See my Choose your calling convention to put args where you want them. answer on the CodeGolf Q&A "Tips for golfing in x86/x64 machine code".
You can also return in whatever register(s) you want, and return multiple values. (e.g. an asm
memcmp function can return the -/0/+ difference in the mismatch in EAX, and return the mismatch position in RDI, so the caller can use either or both.)
By comparison, the x86-64 System V ABI passes the first 6 integer args in registers, and the first 8 FP args in XMM0..7. (Windows x64 passes the 5th arg on the stack, even if it's FP and the first 4 args were all integer.)
So the other major x86-64 calling convention does use more arg-passing registers. It doesn't use shadow-space; it defines a red-zone below RSP that's safe from being asynchronously clobbered. Small leaf functions can still avoid manipulating RSP to reserve space.
Fun fact: R10 and R11 are also non-arg-passing call-clobbered registers in x86-64 SysV. Fun fact #2:
syscall destroys R11 (and RCX), so Linux uses R10 instead of RCX for passing arguments to system calls, but otherwise uses the same register-arg passing convention as user-space function calls.
See also Why does Windows64 use a different calling convention from all other OSes on x86-64? for more guesswork and info about why Microsoft made the design choices they did with their calling convention.

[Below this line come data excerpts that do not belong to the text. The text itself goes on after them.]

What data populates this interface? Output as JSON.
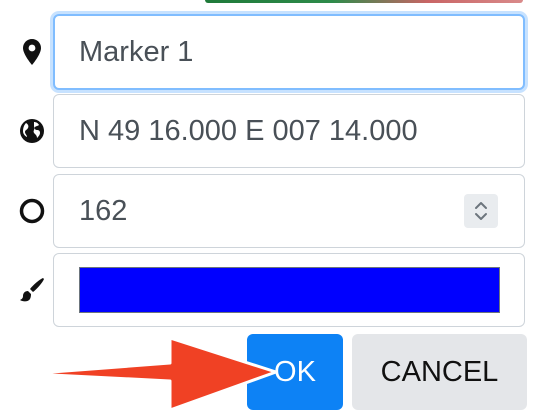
{
  "dialog": {
    "name_field": {
      "value": "Marker 1",
      "icon": "map-marker-icon"
    },
    "coordinates_field": {
      "value": "N 49 16.000 E 007 14.000",
      "icon": "globe-icon"
    },
    "radius_field": {
      "value": "162",
      "icon": "circle-icon"
    },
    "color_field": {
      "icon": "paintbrush-icon",
      "color": "#0000ff"
    },
    "buttons": {
      "ok_label": "OK",
      "cancel_label": "CANCEL"
    }
  },
  "annotation": {
    "arrow_color": "#f04124"
  },
  "colors": {
    "primary_button": "#0d82f5",
    "secondary_button": "#e4e6e9",
    "focus_border": "#80bdff"
  }
}
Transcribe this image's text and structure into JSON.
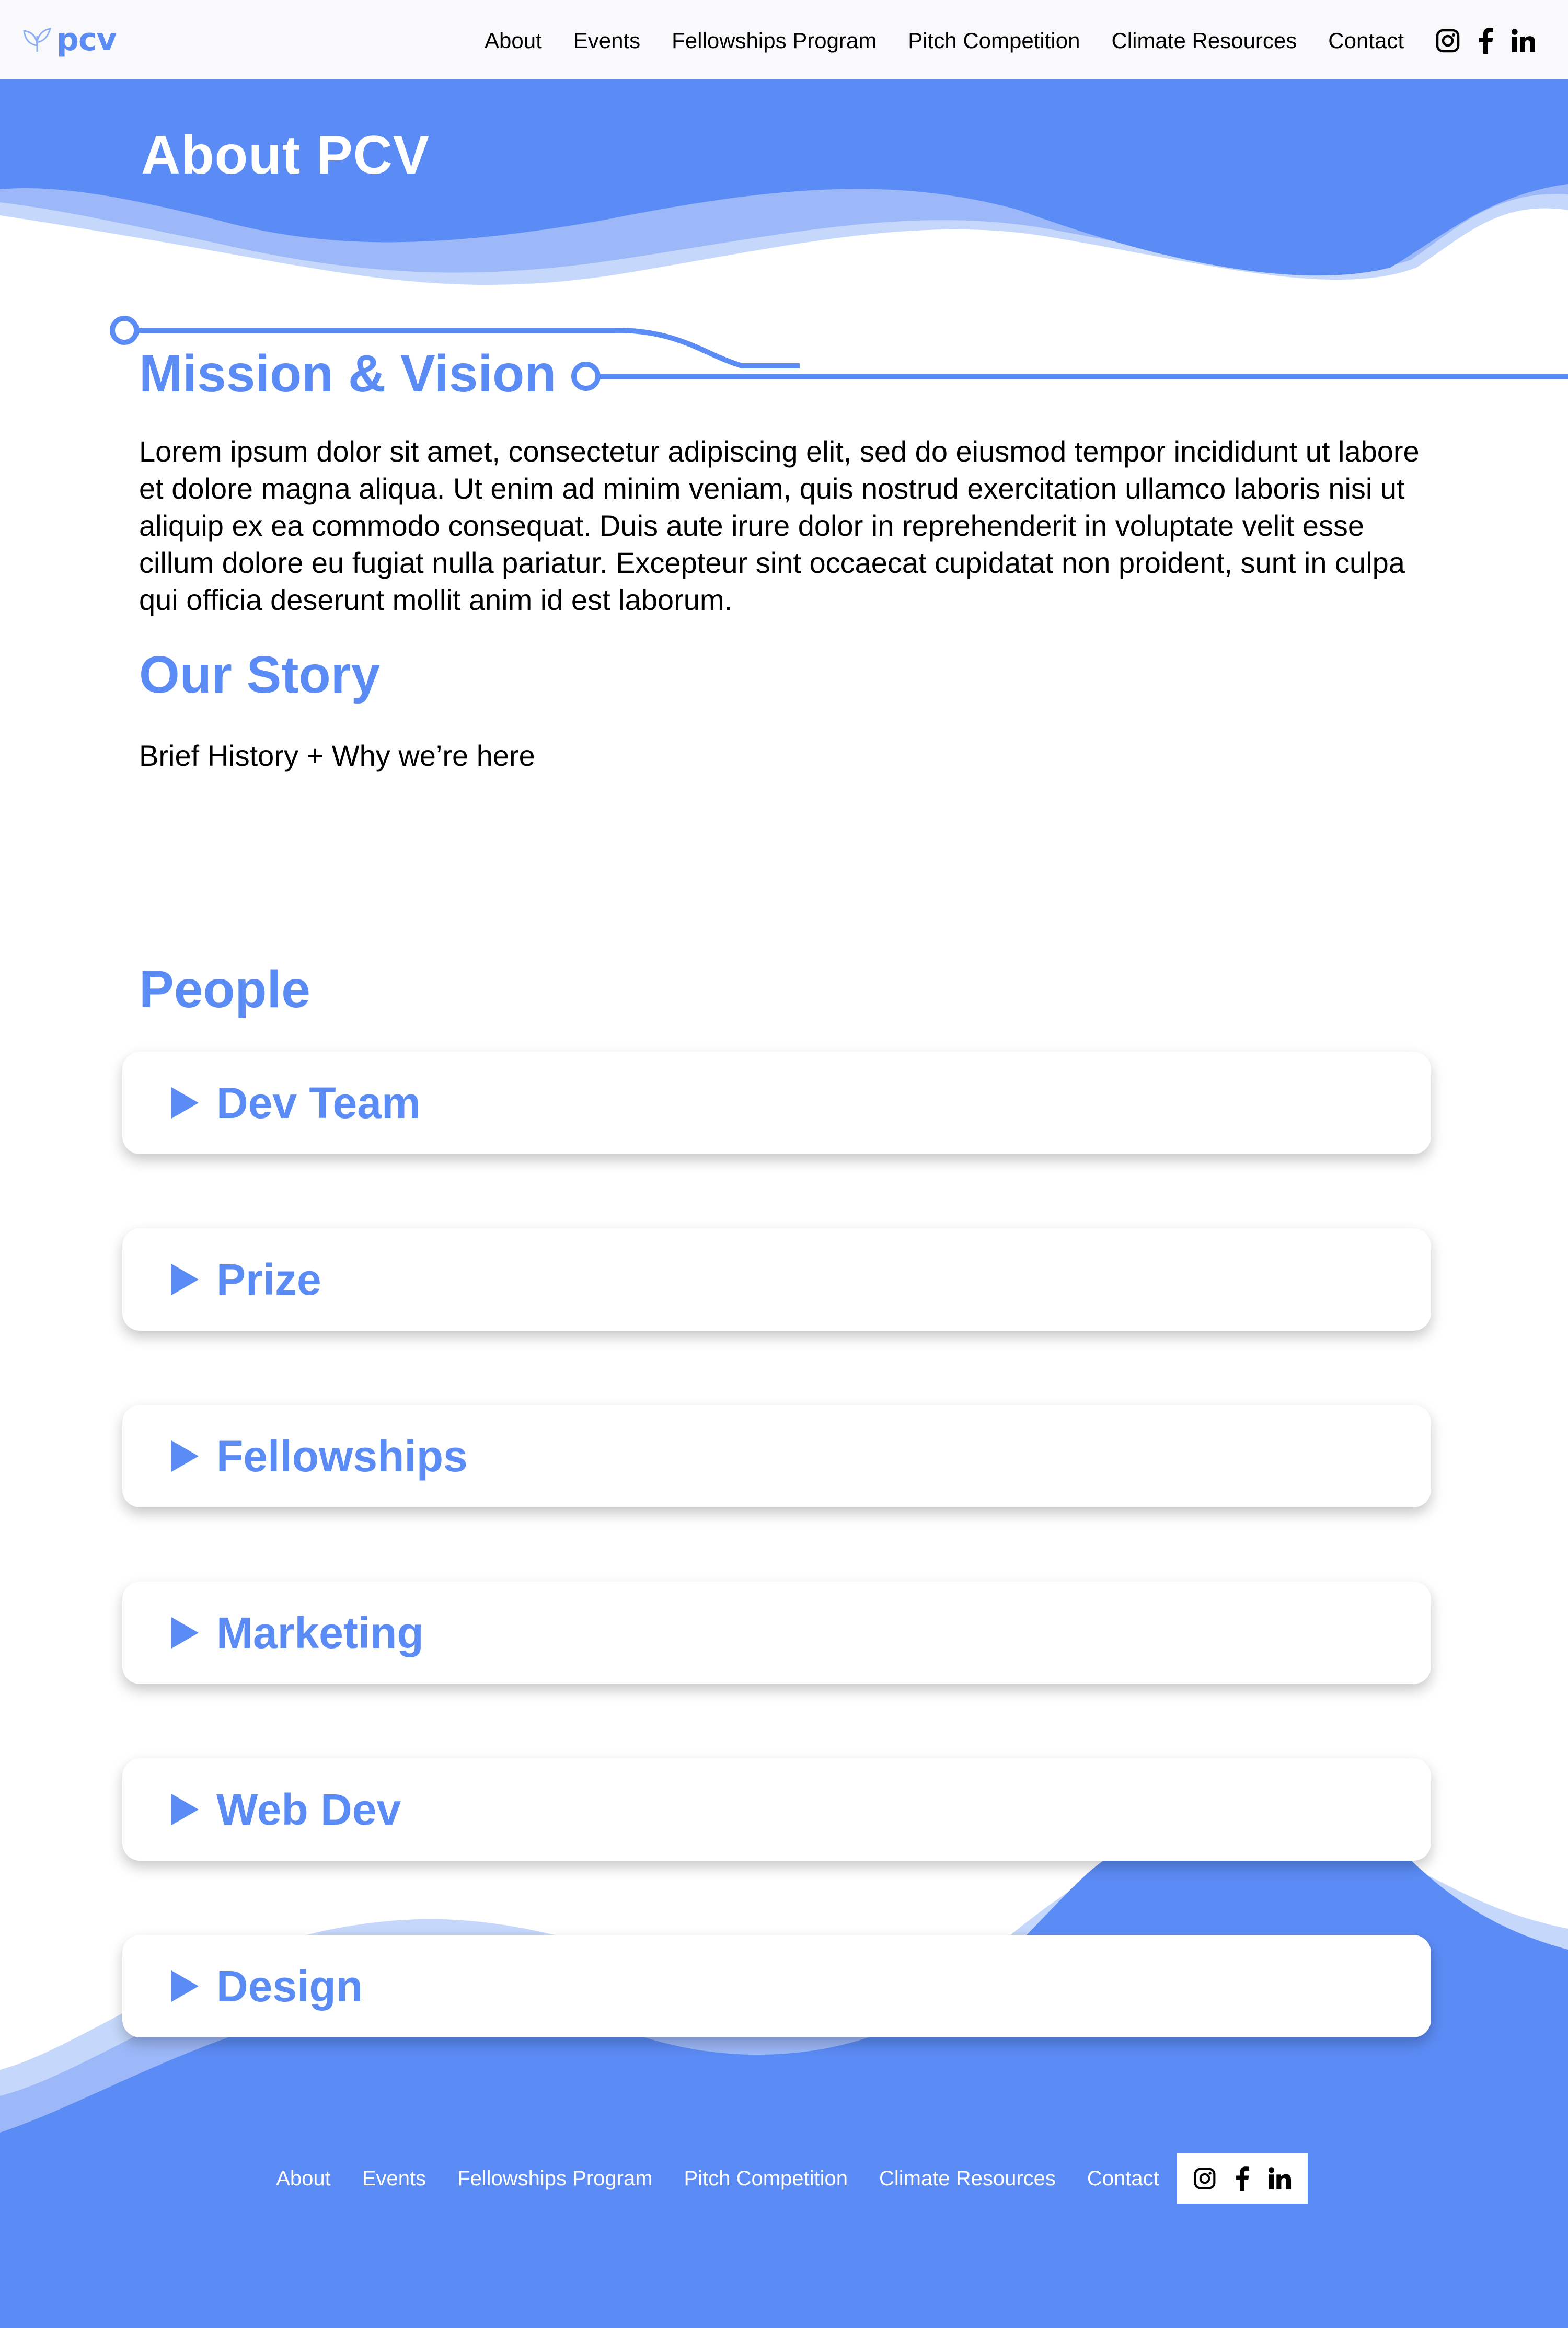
{
  "brand": {
    "logo_text": "pcv",
    "logo_icon": "leaf-icon",
    "accent_color": "#5b8bf5"
  },
  "nav": {
    "links": [
      "About",
      "Events",
      "Fellowships Program",
      "Pitch Competition",
      "Climate Resources",
      "Contact"
    ],
    "social_icons": [
      "instagram-icon",
      "facebook-icon",
      "linkedin-icon"
    ]
  },
  "hero": {
    "title": "About PCV"
  },
  "mission": {
    "title": "Mission & Vision",
    "body": "Lorem ipsum dolor sit amet, consectetur adipiscing elit, sed do eiusmod tempor incididunt ut labore et dolore magna aliqua. Ut enim ad minim veniam, quis nostrud exercitation ullamco laboris nisi ut aliquip ex ea commodo consequat. Duis aute irure dolor in reprehenderit in voluptate velit esse cillum dolore eu fugiat nulla pariatur. Excepteur sint occaecat cupidatat non proident, sunt in culpa qui officia deserunt mollit anim id est laborum."
  },
  "story": {
    "title": "Our Story",
    "body": "Brief History + Why we’re here"
  },
  "people": {
    "title": "People",
    "groups": [
      "Dev Team",
      "Prize",
      "Fellowships",
      "Marketing",
      "Web Dev",
      "Design"
    ]
  },
  "footer": {
    "links": [
      "About",
      "Events",
      "Fellowships Program",
      "Pitch Competition",
      "Climate Resources",
      "Contact"
    ],
    "social_icons": [
      "instagram-icon",
      "facebook-icon",
      "linkedin-icon"
    ]
  }
}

x86-64 System V makes it more complex to implement variadic functions (more code to index args), but they're generally rare. Most code doesn't bottleneck on
sscanf throughput. Shadow space is usually worse than a red-zone. The original Windows x64 convention doesn't pass vector args (
__m128) by value, so there's a 2nd 64-bit calling convention on Windows called
vectorcall that allows efficient vector args. (Not usually a big deal because most functions that take vector args are inline, but SIMD math library functions would benefit.)

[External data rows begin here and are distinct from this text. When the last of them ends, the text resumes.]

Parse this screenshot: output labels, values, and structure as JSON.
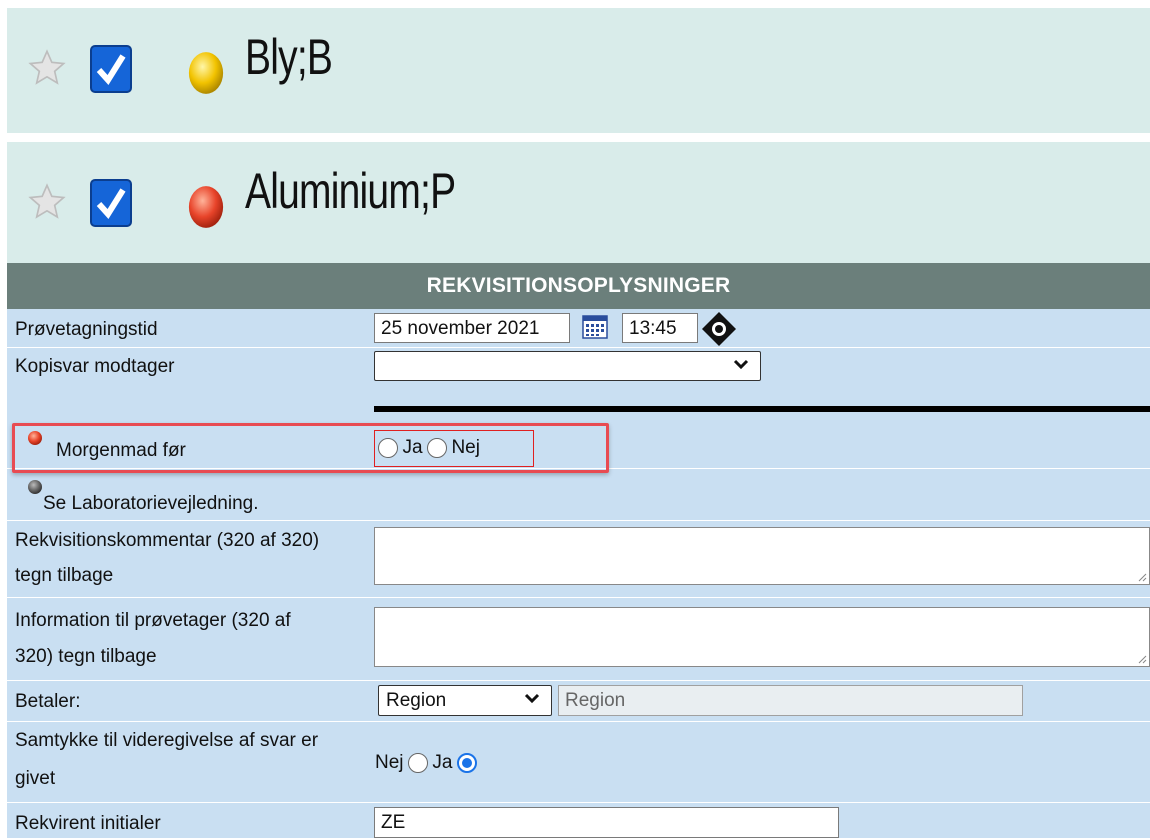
{
  "tests": [
    {
      "name": "Bly;B",
      "dot_color": "#f2c300"
    },
    {
      "name": "Aluminium;P",
      "dot_color": "#e8442a"
    }
  ],
  "form": {
    "header": "REKVISITIONSOPLYSNINGER",
    "sampling_time": {
      "label": "Prøvetagningstid",
      "date": "25 november 2021",
      "time": "13:45"
    },
    "copy_recipient": {
      "label": "Kopisvar modtager",
      "value": ""
    },
    "breakfast": {
      "label": "Morgenmad før",
      "option_yes": "Ja",
      "option_no": "Nej"
    },
    "lab_guide": {
      "text": "Se Laboratorievejledning."
    },
    "requisition_comment": {
      "label_line1": "Rekvisitionskommentar (320 af 320)",
      "label_line2": "tegn tilbage",
      "value": ""
    },
    "sampler_info": {
      "label_line1": "Information til prøvetager (320 af",
      "label_line2": "320) tegn tilbage",
      "value": ""
    },
    "payer": {
      "label": "Betaler:",
      "selected": "Region",
      "readonly_value": "Region"
    },
    "consent": {
      "label_line1": "Samtykke til videregivelse af svar er",
      "label_line2": "givet",
      "option_no": "Nej",
      "option_yes": "Ja",
      "selected": "Ja"
    },
    "initials": {
      "label": "Rekvirent initialer",
      "value": "ZE"
    }
  }
}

Having more args passed in the low 8 (rax..rdi original registers that don't need a REX prefix), and having more call-clobbered registers that don't need a REX prefix, is probably good for code-size in code that inlines enough to not make a huge amount of function calls. You could say that Window's choice of having more of the non-REX registers be call-preserved is better for code with loops containing function calls, but if you're making lots of function calls to short callees, then they'd benefit from more call-clobbered scratch registers that didn't need REX prefixes. I wonder how much thought MS put into this, or if they just mostly kept things similar to 32-bit calling conventions when choosing which of the low-8 registers would be call-preserved.
One of x86-64 System V's weaknesses is having no call-preserved XMM registers, though. So any function call requires spilling/reloading any FP vars. Having a couple, like the low 128 or 64 bits of xmm6 and xmm7, would have been maybe good.